For several decades, scientists have been developing a theory: 500 years ago, an earthquake in Alaska triggered a massive tsunami that hit Hawaii with waves up to 30 feet high—three times the size of the largest recorded tsunami in the state's history.
A team of researchers, led by University of Hawaii geophysicist Rhett Butler, published their findings in Geophysical Research Letters, a journal of the American Geophysical Union (AGU). In a press release, the AGU described how the so-called great Aleutian tsunami first came to scientists' attention when fragments of coral and other ocean debris were discovered during the 1990s excavation of a sinkhole in southern Kauai.

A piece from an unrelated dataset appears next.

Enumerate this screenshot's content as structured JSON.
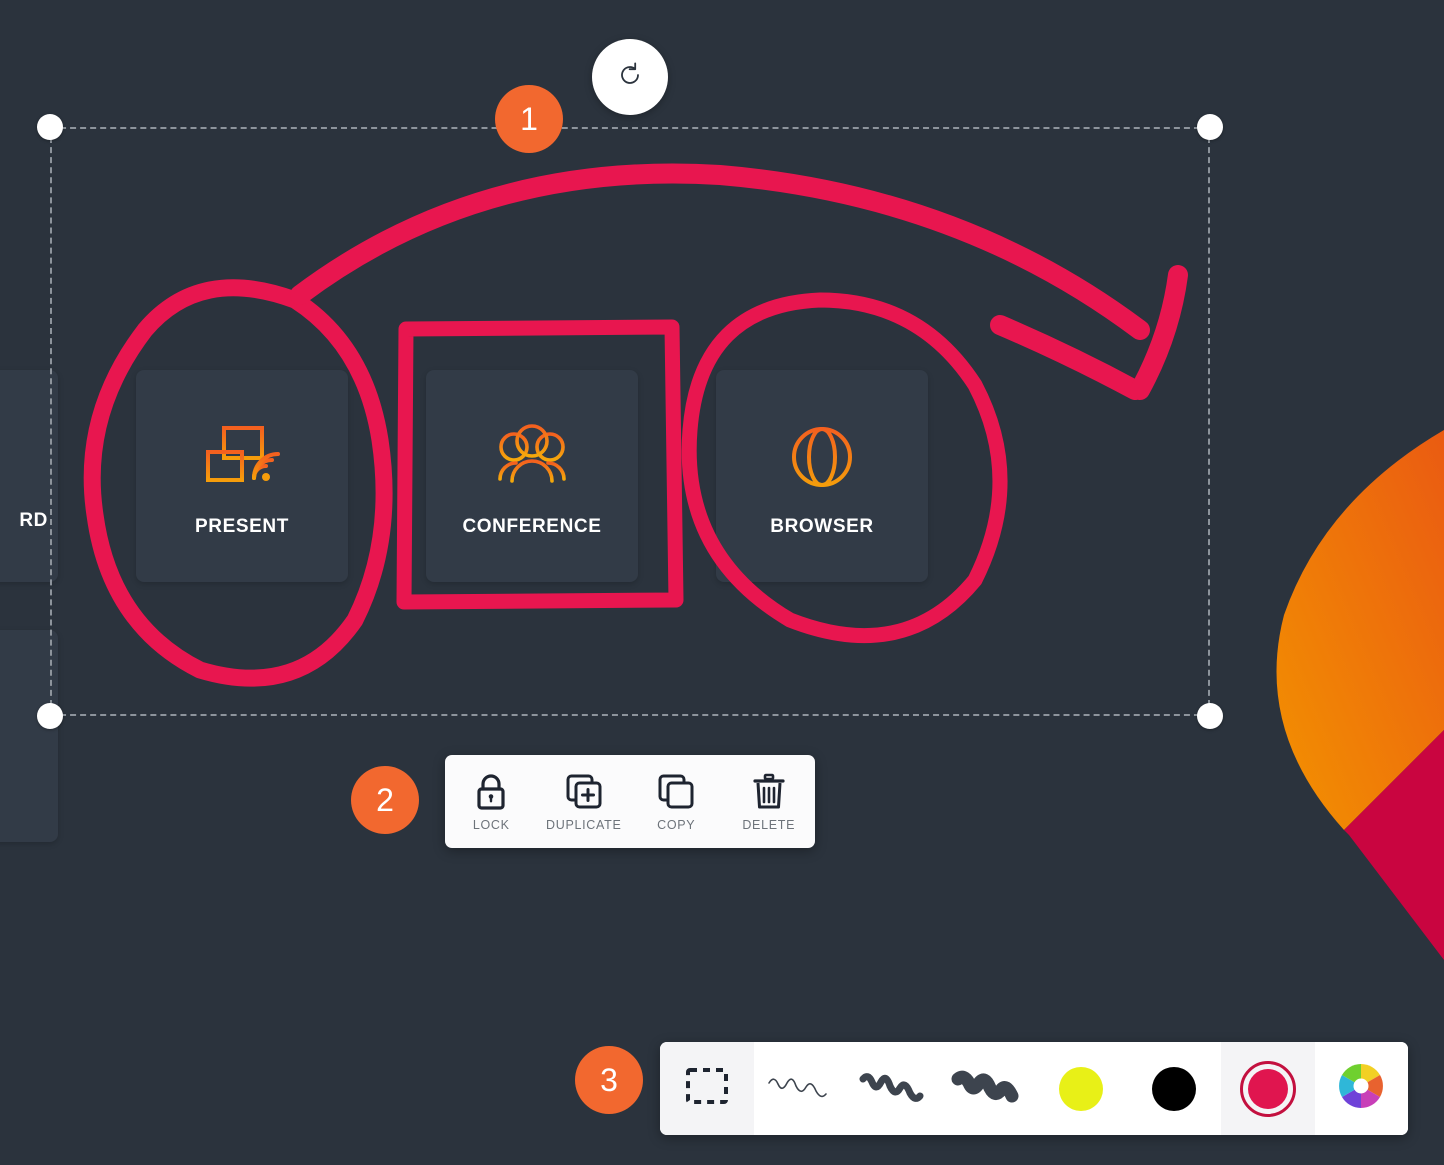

New theory substantiated by 2011 Tohoku earthquake and tsunami
The initial evidence was inconclusive and researchers are still searching for answers, but a breakthrough came in 2011 after the Tohoku earthquake unleashed a 128-foot tsunami on northeastern Japan. Butler, the lead researcher on the new tsunami study, said the 2011 event was "bigger than almost any seismologist thought possible." In the aftermath, scientists began to rethink their established risk forecasts and public safety plans in vulnerable areas such as Hawaii.

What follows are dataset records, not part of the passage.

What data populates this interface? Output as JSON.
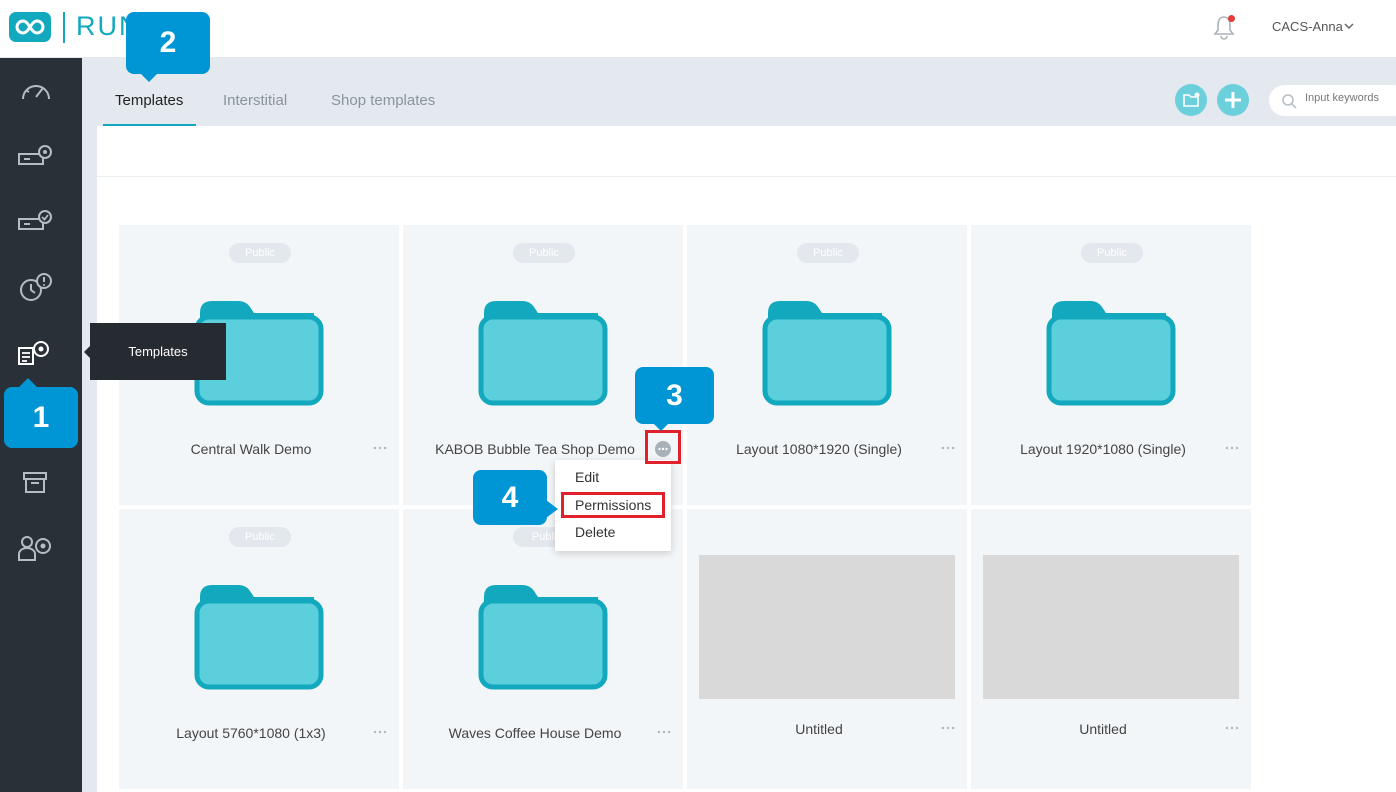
{
  "header": {
    "logo_text": "RUN",
    "user_name": "CACS-Anna"
  },
  "sidebar": {
    "items": [
      {
        "icon": "dashboard-icon"
      },
      {
        "icon": "device-settings-icon"
      },
      {
        "icon": "device-check-icon"
      },
      {
        "icon": "alert-clock-icon"
      },
      {
        "icon": "templates-icon"
      },
      {
        "icon": "archive-icon"
      },
      {
        "icon": "user-settings-icon"
      }
    ],
    "tooltip": "Templates"
  },
  "tabs": [
    {
      "label": "Templates",
      "active": true
    },
    {
      "label": "Interstitial",
      "active": false
    },
    {
      "label": "Shop templates",
      "active": false
    }
  ],
  "search": {
    "placeholder": "Input keywords"
  },
  "cards": [
    {
      "title": "Central Walk Demo",
      "badge": "Public",
      "type": "folder"
    },
    {
      "title": "KABOB Bubble Tea Shop Demo",
      "badge": "Public",
      "type": "folder"
    },
    {
      "title": "Layout 1080*1920 (Single)",
      "badge": "Public",
      "type": "folder"
    },
    {
      "title": "Layout 1920*1080 (Single)",
      "badge": "Public",
      "type": "folder"
    },
    {
      "title": "Layout 5760*1080 (1x3)",
      "badge": "Public",
      "type": "folder"
    },
    {
      "title": "Waves Coffee House Demo",
      "badge": "Publi",
      "type": "folder"
    },
    {
      "title": "Untitled",
      "badge": "",
      "type": "image"
    },
    {
      "title": "Untitled",
      "badge": "",
      "type": "image"
    }
  ],
  "menu": {
    "items": [
      "Edit",
      "Permissions",
      "Delete"
    ]
  },
  "callouts": [
    "1",
    "2",
    "3",
    "4"
  ],
  "colors": {
    "accent": "#12a8bd",
    "sidebar": "#293038",
    "callout": "#0096d6",
    "highlight": "#e0212b"
  }
}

This turn of events boosted the credibility of the mammoth tsunami theory in Hawaii and provided a wealth of new information about how those events work in practice. Butler's team developed a new wave model to show how a large earthquake in the Aleutian-Alaska zone where the North American and Pacific tectonic plates meet could send a tsunami of the right size toward Hawaii. The researchers also began searching for other debris that may have come from the same event.

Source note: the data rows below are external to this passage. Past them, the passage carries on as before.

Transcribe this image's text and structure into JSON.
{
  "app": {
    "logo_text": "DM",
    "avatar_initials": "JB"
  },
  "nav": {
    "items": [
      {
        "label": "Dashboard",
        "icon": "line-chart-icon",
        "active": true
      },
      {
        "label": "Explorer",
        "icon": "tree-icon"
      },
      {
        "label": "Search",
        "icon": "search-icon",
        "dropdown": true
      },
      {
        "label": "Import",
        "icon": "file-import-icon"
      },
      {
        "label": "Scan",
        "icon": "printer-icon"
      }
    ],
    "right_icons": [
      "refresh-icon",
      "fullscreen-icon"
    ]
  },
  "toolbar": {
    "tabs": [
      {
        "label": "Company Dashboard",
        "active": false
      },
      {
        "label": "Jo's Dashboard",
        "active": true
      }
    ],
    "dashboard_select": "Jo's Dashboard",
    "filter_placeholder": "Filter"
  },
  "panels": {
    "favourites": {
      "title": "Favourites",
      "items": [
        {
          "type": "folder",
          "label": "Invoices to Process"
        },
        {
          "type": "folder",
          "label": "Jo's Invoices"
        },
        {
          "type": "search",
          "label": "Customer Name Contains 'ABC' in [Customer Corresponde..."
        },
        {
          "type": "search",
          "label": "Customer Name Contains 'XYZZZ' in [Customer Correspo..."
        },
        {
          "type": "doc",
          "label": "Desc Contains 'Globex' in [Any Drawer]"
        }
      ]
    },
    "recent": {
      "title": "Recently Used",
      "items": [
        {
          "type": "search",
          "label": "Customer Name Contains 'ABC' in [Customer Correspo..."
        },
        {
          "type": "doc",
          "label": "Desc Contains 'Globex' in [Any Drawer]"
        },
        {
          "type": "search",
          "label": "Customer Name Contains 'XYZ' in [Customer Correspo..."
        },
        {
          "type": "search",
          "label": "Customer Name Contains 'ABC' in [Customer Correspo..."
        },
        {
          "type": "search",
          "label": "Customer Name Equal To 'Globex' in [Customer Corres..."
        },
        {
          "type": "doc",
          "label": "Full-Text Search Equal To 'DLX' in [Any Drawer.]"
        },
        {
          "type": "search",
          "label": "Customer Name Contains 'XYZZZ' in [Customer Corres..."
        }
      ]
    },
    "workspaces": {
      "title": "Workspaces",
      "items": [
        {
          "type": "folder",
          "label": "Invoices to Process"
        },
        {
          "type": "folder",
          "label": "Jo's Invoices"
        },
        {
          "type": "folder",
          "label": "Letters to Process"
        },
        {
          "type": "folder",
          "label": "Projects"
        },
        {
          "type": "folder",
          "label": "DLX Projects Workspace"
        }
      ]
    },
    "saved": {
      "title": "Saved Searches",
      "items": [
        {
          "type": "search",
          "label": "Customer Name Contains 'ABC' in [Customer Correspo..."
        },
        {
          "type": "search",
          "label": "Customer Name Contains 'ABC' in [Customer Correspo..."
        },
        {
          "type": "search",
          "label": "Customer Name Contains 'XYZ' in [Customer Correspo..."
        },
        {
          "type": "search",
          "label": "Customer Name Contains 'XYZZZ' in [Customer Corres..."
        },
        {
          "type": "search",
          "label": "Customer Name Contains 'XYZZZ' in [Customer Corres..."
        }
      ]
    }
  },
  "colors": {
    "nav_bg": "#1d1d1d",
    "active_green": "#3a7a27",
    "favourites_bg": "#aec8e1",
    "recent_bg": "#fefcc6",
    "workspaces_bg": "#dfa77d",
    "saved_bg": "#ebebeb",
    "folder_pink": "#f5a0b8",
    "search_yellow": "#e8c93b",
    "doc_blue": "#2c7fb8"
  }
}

Stakeholders adapting to heightened awareness of tsunami risk
For an independent perspective on the new findings, the AGU spoke to geophysicist Gerald Fryer at the Tsunami Warning Center in Ewa Beach, Hawaii. Fryer said that an event of the scale described by researchers is unlikely to occur in any given year, but there is enough of a risk that it must be taken seriously.
Given the extent of modern residential and commercial development in Hawaii, this type of event would be devastating if it occurred today. Officials in Honolulu have already revised their evacuation maps to account for the possibility of larger tsunamis. They intend to distribute the updated maps by the end of the year.
Homeowners and insurance carriers have roles to play in ensuring that vulnerable communities are prepared for a tsunami, or any other disaster. Keeping valuations for insured structures accurate and up to date can facilitate the recovery process and help affected home and business owners get back on their feet.